Recently, digital broadcasting has started in satellite broadcasting and terrestrial broadcasting. In the digital broadcasting, data such as compressed, encoded video data (picture data), audio data (sound data) and other management data corresponding to a plurality of channels are generally multiplexed for transmission. The video data and audio data are generally compressed and encoded according to the MPEG1 or MPEG2 method. An MPEG2 transport stream (TS: Transport Stream; hereinafter, simply referred to as “TS” as appropriate) is generally used for multiplexing. A standard for transmitting such a transport stream from a set-top box to another equipment through a digital interface such as IEEE1394 has also been determined.
FIG. 7 is a diagram showing a general structure of the transport stream. As shown in FIG. 7, a transport stream is formed from 188-byte packets (TS packets). Each TS packet is divided into a header portion and a data portion. The header portion includes reference time information called PCR (Program Clock Reference) and the like. On the other hand, the data portion includes one type of data out of general data such as video data, audio data, program specific information (PSI) data and additional data.

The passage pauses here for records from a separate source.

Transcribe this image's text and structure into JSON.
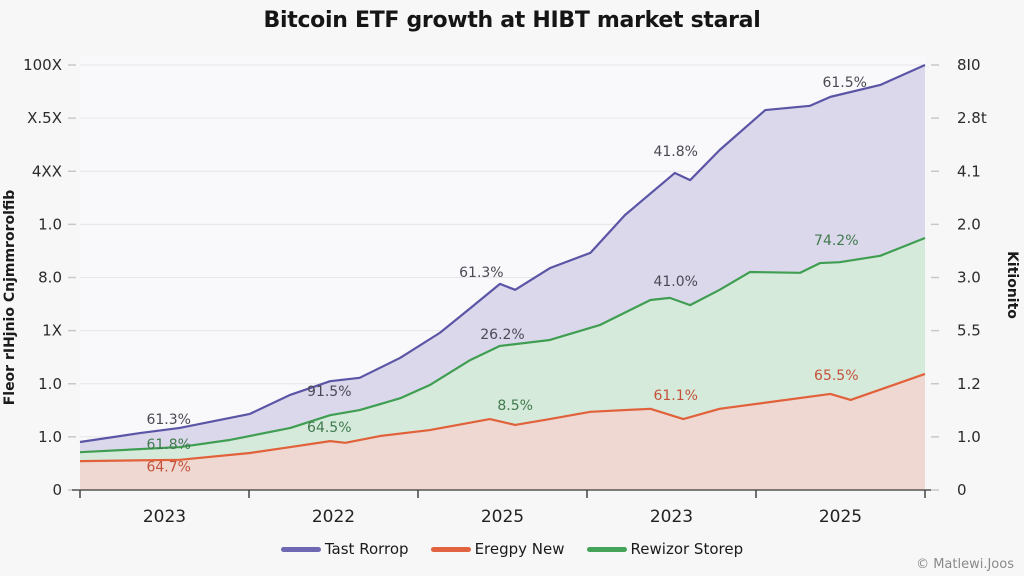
{
  "chart_data": {
    "type": "area",
    "title": "Bitcoin ETF growth at HIBT  market staral",
    "xlabel": "",
    "ylabel": "Fleor rIHjnio Cnjmmrorolfib",
    "ylabel_right": "Kitionito",
    "x_tick_labels": [
      "2023",
      "2022",
      "2025",
      "2023",
      "2025"
    ],
    "x_domain": [
      0,
      100
    ],
    "ylim": [
      0,
      100
    ],
    "y_tick_labels_left": [
      "0",
      "1.0",
      "1.0",
      "1X",
      "8.0",
      "1.0",
      "4XX",
      "X.5X",
      "100X"
    ],
    "y_tick_labels_right": [
      "0",
      "1.0",
      "1.2",
      "5.5",
      "3.0",
      "2.0",
      "4.1",
      "2.8t",
      "8I0"
    ],
    "grid": true,
    "legend_position": "bottom",
    "stacking": "overlapping",
    "series": [
      {
        "name": "Tast Rorrop",
        "color": "#5b55a6",
        "fill": "#dcd8ec",
        "x": [
          0,
          7.1,
          11.8,
          20.1,
          24.9,
          29.6,
          33.1,
          37.9,
          42.6,
          46.2,
          49.7,
          51.5,
          55.6,
          60.4,
          64.5,
          70.4,
          72.2,
          75.7,
          81.1,
          86.4,
          88.8,
          94.7,
          100
        ],
        "values": [
          11.3,
          13.4,
          14.6,
          17.9,
          22.4,
          25.6,
          26.4,
          31.1,
          37.0,
          42.8,
          48.5,
          47.1,
          52.2,
          55.8,
          64.7,
          74.6,
          72.9,
          80.0,
          89.4,
          90.4,
          92.5,
          95.3,
          100
        ]
      },
      {
        "name": "Rewizor Storep",
        "color": "#3f9e52",
        "fill": "#d6eadc",
        "x": [
          0,
          11.8,
          17.8,
          24.9,
          29.6,
          33.1,
          37.9,
          41.4,
          46.2,
          49.7,
          55.6,
          61.5,
          67.5,
          69.8,
          72.2,
          75.7,
          79.3,
          85.2,
          87.6,
          89.9,
          94.7,
          100
        ],
        "values": [
          8.9,
          10.1,
          11.8,
          14.6,
          17.6,
          18.8,
          21.6,
          24.7,
          30.6,
          33.9,
          35.3,
          38.8,
          44.7,
          45.2,
          43.5,
          47.1,
          51.3,
          51.1,
          53.4,
          53.6,
          55.1,
          59.3
        ]
      },
      {
        "name": "Eregpy New",
        "color": "#e0613a",
        "fill": "#f0d8d2",
        "x": [
          0,
          11.8,
          20.1,
          24.9,
          29.6,
          31.4,
          35.5,
          41.4,
          48.5,
          51.5,
          55.6,
          60.4,
          67.5,
          71.4,
          75.7,
          81.7,
          88.8,
          91.2,
          100
        ],
        "values": [
          6.8,
          7.1,
          8.7,
          10.1,
          11.5,
          11.1,
          12.7,
          14.1,
          16.7,
          15.3,
          16.7,
          18.4,
          19.1,
          16.7,
          19.1,
          20.7,
          22.6,
          21.2,
          27.3
        ]
      }
    ],
    "annotations": [
      {
        "text": "61.3%",
        "series": "Tast Rorrop",
        "x": 10.5,
        "y": 15.5
      },
      {
        "text": "91.5%",
        "series": "Tast Rorrop",
        "x": 29.5,
        "y": 22.1
      },
      {
        "text": "61.3%",
        "series": "Tast Rorrop",
        "x": 47.5,
        "y": 50.1
      },
      {
        "text": "41.8%",
        "series": "Tast Rorrop",
        "x": 70.5,
        "y": 78.6
      },
      {
        "text": "61.5%",
        "series": "Tast Rorrop",
        "x": 90.5,
        "y": 94.8
      },
      {
        "text": "61.8%",
        "series": "Rewizor Storep",
        "x": 10.5,
        "y": 9.6
      },
      {
        "text": "64.5%",
        "series": "Rewizor Storep",
        "x": 29.5,
        "y": 13.6
      },
      {
        "text": "8.5%",
        "series": "Rewizor Storep",
        "x": 51.5,
        "y": 18.8
      },
      {
        "text": "26.2%",
        "series": "Tast Rorrop",
        "x": 50.0,
        "y": 35.5
      },
      {
        "text": "41.0%",
        "series": "Tast Rorrop",
        "x": 70.5,
        "y": 48.0
      },
      {
        "text": "74.2%",
        "series": "Rewizor Storep",
        "x": 89.5,
        "y": 57.6
      },
      {
        "text": "64.7%",
        "series": "Eregpy New",
        "x": 10.5,
        "y": 4.4
      },
      {
        "text": "61.1%",
        "series": "Eregpy New",
        "x": 70.5,
        "y": 21.2
      },
      {
        "text": "65.5%",
        "series": "Eregpy New",
        "x": 89.5,
        "y": 25.9
      }
    ]
  },
  "legend": [
    {
      "label": "Tast Rorrop",
      "color": "#6e68b3"
    },
    {
      "label": "Eregpy New",
      "color": "#e2633f"
    },
    {
      "label": "Rewizor Storep",
      "color": "#45a35a"
    }
  ],
  "credit": "© Matlewi.Joos"
}
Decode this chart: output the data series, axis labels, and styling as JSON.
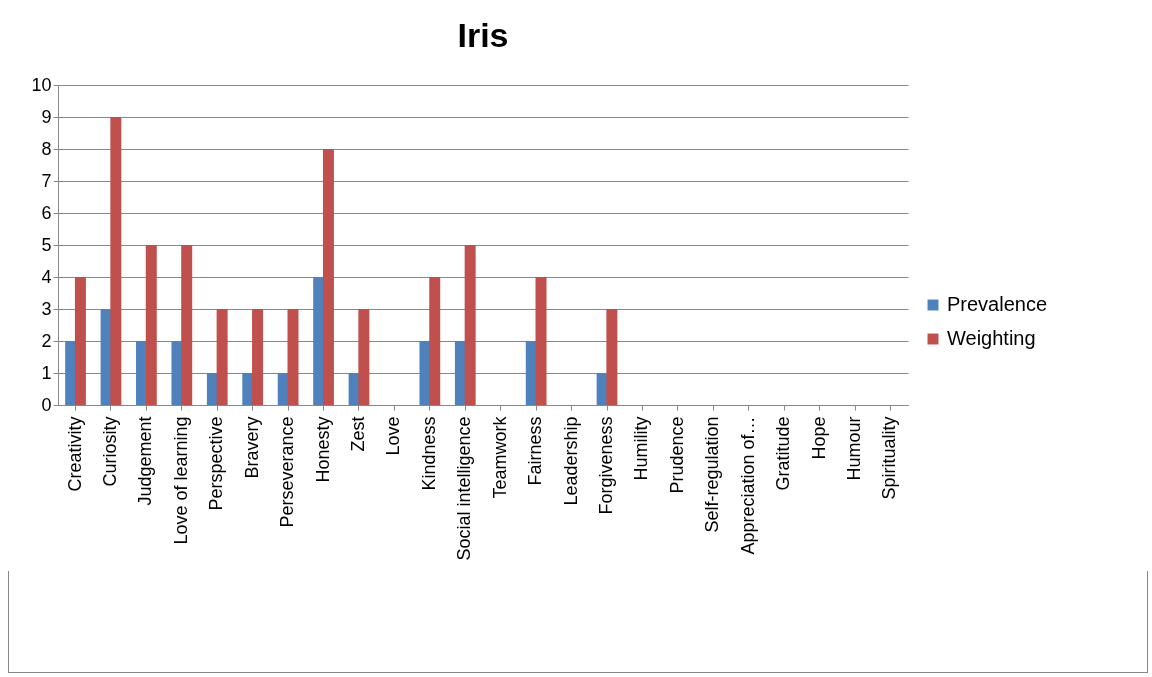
{
  "chart_data": {
    "type": "bar",
    "title": "Iris",
    "categories": [
      "Creativity",
      "Curiosity",
      "Judgement",
      "Love of learning",
      "Perspective",
      "Bravery",
      "Perseverance",
      "Honesty",
      "Zest",
      "Love",
      "Kindness",
      "Social intelligence",
      "Teamwork",
      "Fairness",
      "Leadership",
      "Forgiveness",
      "Humility",
      "Prudence",
      "Self-regulation",
      "Appreciation of…",
      "Gratitude",
      "Hope",
      "Humour",
      "Spirituality"
    ],
    "series": [
      {
        "name": "Prevalence",
        "color": "#4f81bd",
        "values": [
          2,
          3,
          2,
          2,
          1,
          1,
          1,
          4,
          1,
          0,
          2,
          2,
          0,
          2,
          0,
          1,
          0,
          0,
          0,
          0,
          0,
          0,
          0,
          0
        ]
      },
      {
        "name": "Weighting",
        "color": "#c0504d",
        "values": [
          4,
          9,
          5,
          5,
          3,
          3,
          3,
          8,
          3,
          0,
          4,
          5,
          0,
          4,
          0,
          3,
          0,
          0,
          0,
          0,
          0,
          0,
          0,
          0
        ]
      }
    ],
    "ylim": [
      0,
      10
    ],
    "yticks": [
      0,
      1,
      2,
      3,
      4,
      5,
      6,
      7,
      8,
      9,
      10
    ],
    "grid": "y",
    "legend": "right"
  }
}
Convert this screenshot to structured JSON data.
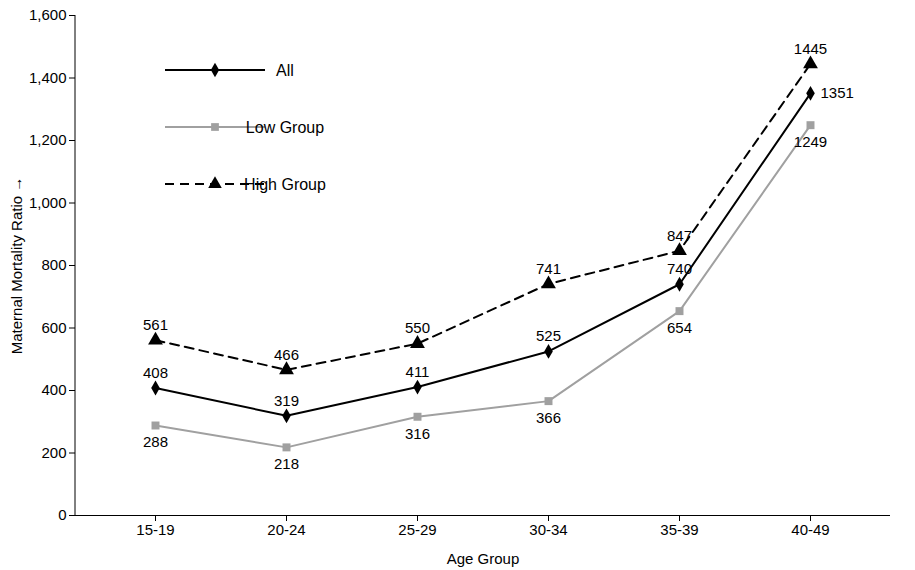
{
  "chart_data": {
    "type": "line",
    "x_label": "Age Group",
    "y_label": "Maternal Mortality Ratio",
    "categories": [
      "15-19",
      "20-24",
      "25-29",
      "30-34",
      "35-39",
      "40-49"
    ],
    "series": [
      {
        "name": "All",
        "color": "#000000",
        "marker": "diamond",
        "line_style": "solid",
        "values": [
          408,
          319,
          411,
          525,
          740,
          1351
        ]
      },
      {
        "name": "Low Group",
        "color": "#a0a0a0",
        "marker": "square",
        "line_style": "solid",
        "values": [
          288,
          218,
          316,
          366,
          654,
          1249
        ]
      },
      {
        "name": "High Group",
        "color": "#000000",
        "marker": "triangle",
        "line_style": "dashed",
        "values": [
          561,
          466,
          550,
          741,
          847,
          1445
        ]
      }
    ],
    "ylim": [
      0,
      1600
    ],
    "yticks": [
      0,
      200,
      400,
      600,
      800,
      {
        "value": 1000,
        "label": "1,000"
      },
      {
        "value": 1200,
        "label": "1,200"
      },
      {
        "value": 1400,
        "label": "1,400"
      },
      {
        "value": 1600,
        "label": "1,600"
      }
    ],
    "grid": false,
    "legend": "upper left",
    "data_labels": true
  }
}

As shown in FIG. 7(a), a bitstream of the video data, audio data or additional data is called an elementary stream. The elementary stream is packetized by a prescribed unit into PES (Packetized Elementary Stream) packets. The PES packet is formed from a PES packet header and PES packet data that forms a part of the elementary stream. The PES packet header includes decoding time (DTS), display time (PTS) and the like of the elementary stream. The PES packet is packetized by a prescribed unit into TS packets each having a TS packet header added thereto.
On the other hand, as shown in FIG. 7(b), the program specific information data is called a PSI section. The PSI section is formed from a PSI section header and a PSI table. The PSI section is packetized by a prescribed unit into TS packets each having a TS packet header added thereto.
It is possible to reproduce synchronized picture, audio and the like by decoding the transport stream as shown in FIG. 7 with reference to the header information and management data in the order of arrival.
An apparatus for recording such a transport stream onto a magnetic tape is disclosed in Japanese Laid-Open Publication No. 8-273305. The transport stream cannot be recorded on an analog video tape recorder and the like.
Therefore, the aforementioned publication proposes a method for recording on the magnetic tape an input transport stream or a stream corresponding to a single channel that is selected from the transport stream.
Problems
However, the prior art has the following problems.
The aforementioned method directly records an input transport stream or a stream corresponding to a single channel that is selected from the transport stream. Since a magnetic tape generally has a very large capacity, long recording time can be ensured even if the stream is thus directly recorded thereon.
However, a recording medium having a smaller capacity than that of the magnetic tape, e.g., an optical disk, has very short recording time when the stream is recorded thereon by the aforementioned method, causing a practical problem. For example, a typical high-capacity recording optical disk, DVD-RAM, has a capacity of 2.6 GB. A stream having a bit rate of 6 Mbps can be recorded on the DVD-RAM at most only for about one hour.
On the other hand, in a current analog VTR, recording for two to three hours is possible even in the standard mode. A movie, a sports program and the like normally last for about two hours. In view of the above, a recording optical disk such as DVD-RAM may not be utilized very much as a broadcast recording medium when a stream is recorded thereon using the conventional method.